From a technology perspective, hybrid work is now table stakes. Your systems need to work seamlessly whether someone is in the office, at home, or at a coffee shop in Queenstown. Security needs to follow the user, not assume they're behind a corporate firewall. This is the new normal. Plan accordingly.

I hear this all the time: "We're too small to be a target." I wish that were true. But attackers don't care how big you are. They care how easy you are. Small businesses with weak security are often easier targets than large enterprises with dedicated security teams.

The good news: you don't need a massive budget to defend yourself effectively. Basic hygiene goes a long way. Keep your software updated. Use strong, unique passwords with MFA. Train your team to recognise phishing. Back up your data. These fundamentals stop most attacks. You're not too small to be targeted, but you're also not too small to protect yourself.

Most businesses buy Microsoft 365 and use it for email. Maybe Word and Excel. That's like buying a Swiss Army knife and only using it to open letters. You're paying for a comprehensive productivity platform and using a fraction of its capabilities.

Teams for communication. SharePoint for document management. Power Automate for workflows. Planner for projects. Forms for surveys. All included in the license you're already paying for. Spend an hour exploring what's available. You might be surprised what you can do without buying additional software.

Let me tell you about a client who learned the hard way. Their server failed on a Friday afternoon. No backup. By Monday morning, they'd lost a weekend of panic and approximately three months of financial data. The actual cost? About $40,000 in recovery efforts and lost productivity. The backup solution they'd declined six months earlier? $150 per month.

Downtime isn't just an inconvenience. It's a direct hit to your bottom line. Lost productivity, missed deadlines, damaged reputation, and sometimes unrecoverable data. The math almost always favours prevention over cure. Learn from other people's expensive mistakes.

Don't get me wrong. That person who's been looking after your computers for years is probably great. They know your systems, your people, your quirks. But technology has become so complex that no single person can master all of it. Security alone is now a full-time specialisation.

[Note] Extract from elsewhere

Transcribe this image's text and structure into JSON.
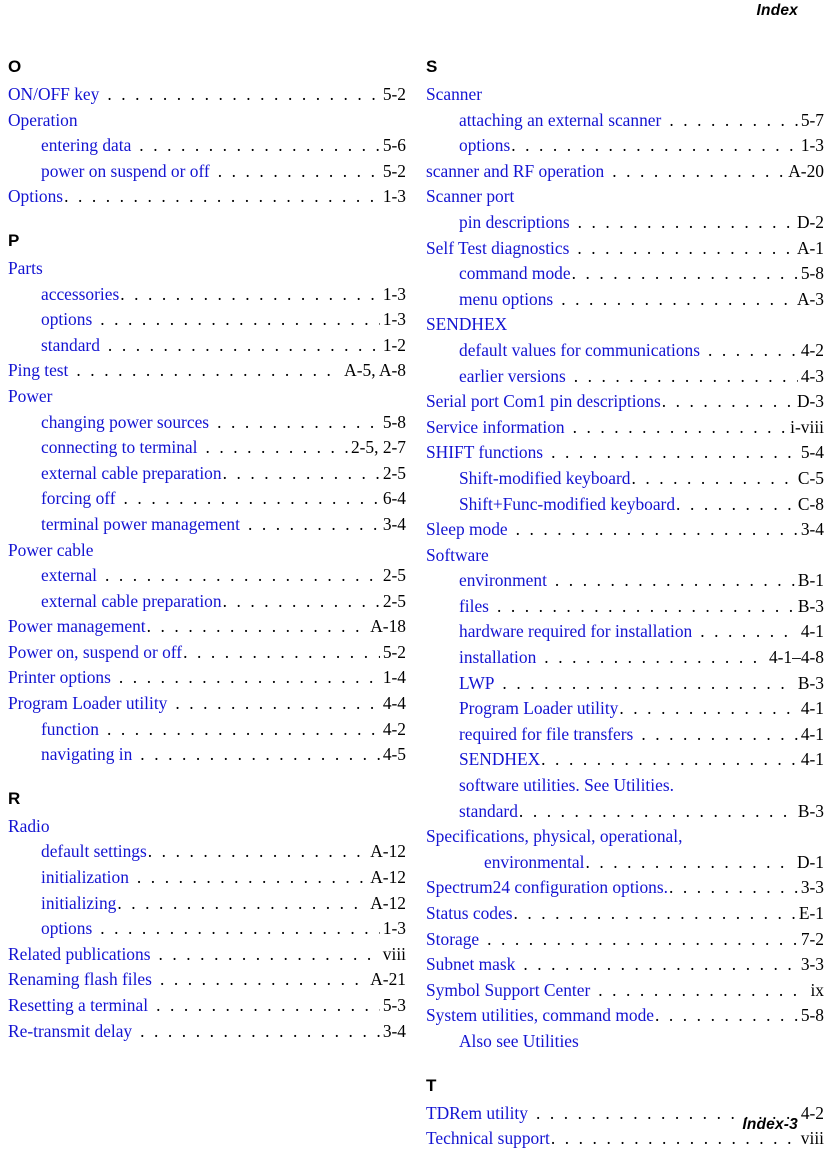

The question isn't whether your IT person is good at their job. It's whether one person can reasonably stay on top of security threats, cloud platforms, compliance requirements, and day-to-day support simultaneously. For most businesses, the answer is no. It's not a reflection on anyone's skills. It's just the reality of modern IT.

Moving to the cloud sounds simple in the sales pitch. Everything magically floats up to someone else's servers, and your problems disappear. The reality is messier. Applications that worked perfectly on-premises behave differently in the cloud. Users get confused. Costs are harder to predict than promised.

None of this means cloud is wrong. For most businesses, cloud is absolutely the right direction. But go in with realistic expectations. Plan for a transition period. Budget for some unexpected surprises. And please, for everyone's sanity, don't try to do everything at once. Phased migrations are your friend.

After decades of security awareness training, people are still using "password123" and writing credentials on sticky notes. It's not because they're stupid. It's because we've created an impossible situation. Dozens of accounts, each requiring a unique complex password that changes regularly. No human brain can handle that.

The solution isn't more training. It's better tools. Password managers that generate and store strong passwords. Single sign-on that reduces how many passwords you need. Multi-factor authentication that makes stolen passwords useless. We need to stop blaming users and start giving them systems that actually work with human nature, not against it.